鳥飼否宇『太陽と戦慄』

太陽と戦慄 (ミステリ・フロンティア)

太陽と戦慄 (ミステリ・フロンティア)

 2004年10月購入。3年半の放置。宗教的な思想を抱き、時にテロ活動すら辞さない導師と名乗る男に拾われ、育てられた少年少女たち。彼らはそれぞれ心に問題を抱えていたのだが、導師の教えによりどうにか立ち直りを見せた。その導師の指導で結成した音楽バンドの初ライブ終了後、導師は何者かに殺された。さらに10年後、導師の作詞した歌詞を想起させる事件が起きる。そして周囲には当事のバンドメンバー立ちの影が……
 宗教めいた胡散臭い集団での出来事が語られ、しかももうひとつ別の新興宗教が登場する、という内容で読み手はある種の色眼鏡をかけて本書を読み進めることになるであろう。

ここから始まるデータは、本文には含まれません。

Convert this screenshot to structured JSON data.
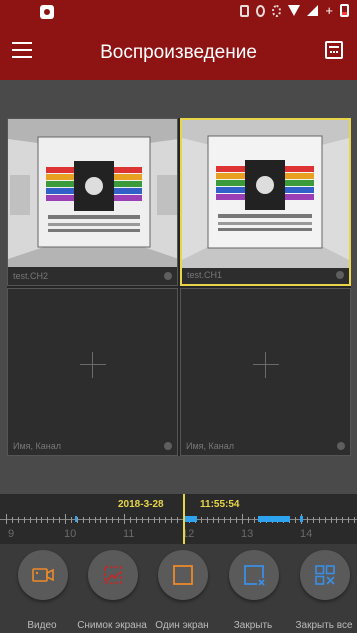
{
  "app": {
    "title": "Воспроизведение"
  },
  "colors": {
    "accent": "#8e1414",
    "highlight": "#e8d54a",
    "record": "#2ea3ef",
    "snapshot_icon": "#c42828",
    "icon_orange": "#ec8a2a",
    "icon_blue": "#3b8ee6"
  },
  "icons": {
    "menu": "hamburger-icon",
    "calendar": "calendar-icon"
  },
  "cells": [
    {
      "label": "test.CH2",
      "state": "video",
      "selected": false
    },
    {
      "label": "test.CH1",
      "state": "video",
      "selected": true
    },
    {
      "label": "Имя, Канал",
      "state": "empty",
      "selected": false
    },
    {
      "label": "Имя, Канал",
      "state": "empty",
      "selected": false
    }
  ],
  "timeline": {
    "date": "2018-3-28",
    "time": "11:55:54",
    "hours": [
      "9",
      "10",
      "11",
      "12",
      "13",
      "14"
    ]
  },
  "toolbar": [
    {
      "label": "Видео",
      "icon": "video-camera-icon"
    },
    {
      "label": "Снимок экрана",
      "icon": "snapshot-icon"
    },
    {
      "label": "Один экран",
      "icon": "single-screen-icon"
    },
    {
      "label": "Закрыть",
      "icon": "close-window-icon"
    },
    {
      "label": "Закрыть все",
      "icon": "close-all-icon"
    }
  ]
}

だが、その色眼鏡を外すことによって見えてくるものがある。それはバンドメンバー、特に語り手である越智啓示という少年の風変わりな青春ものだということだ。爽やかさとか切なさ、ほろ苦さや甘酸っぱさとは無縁なざらついたものではあるが、青春小説の亜種であることは、間違いないであろう。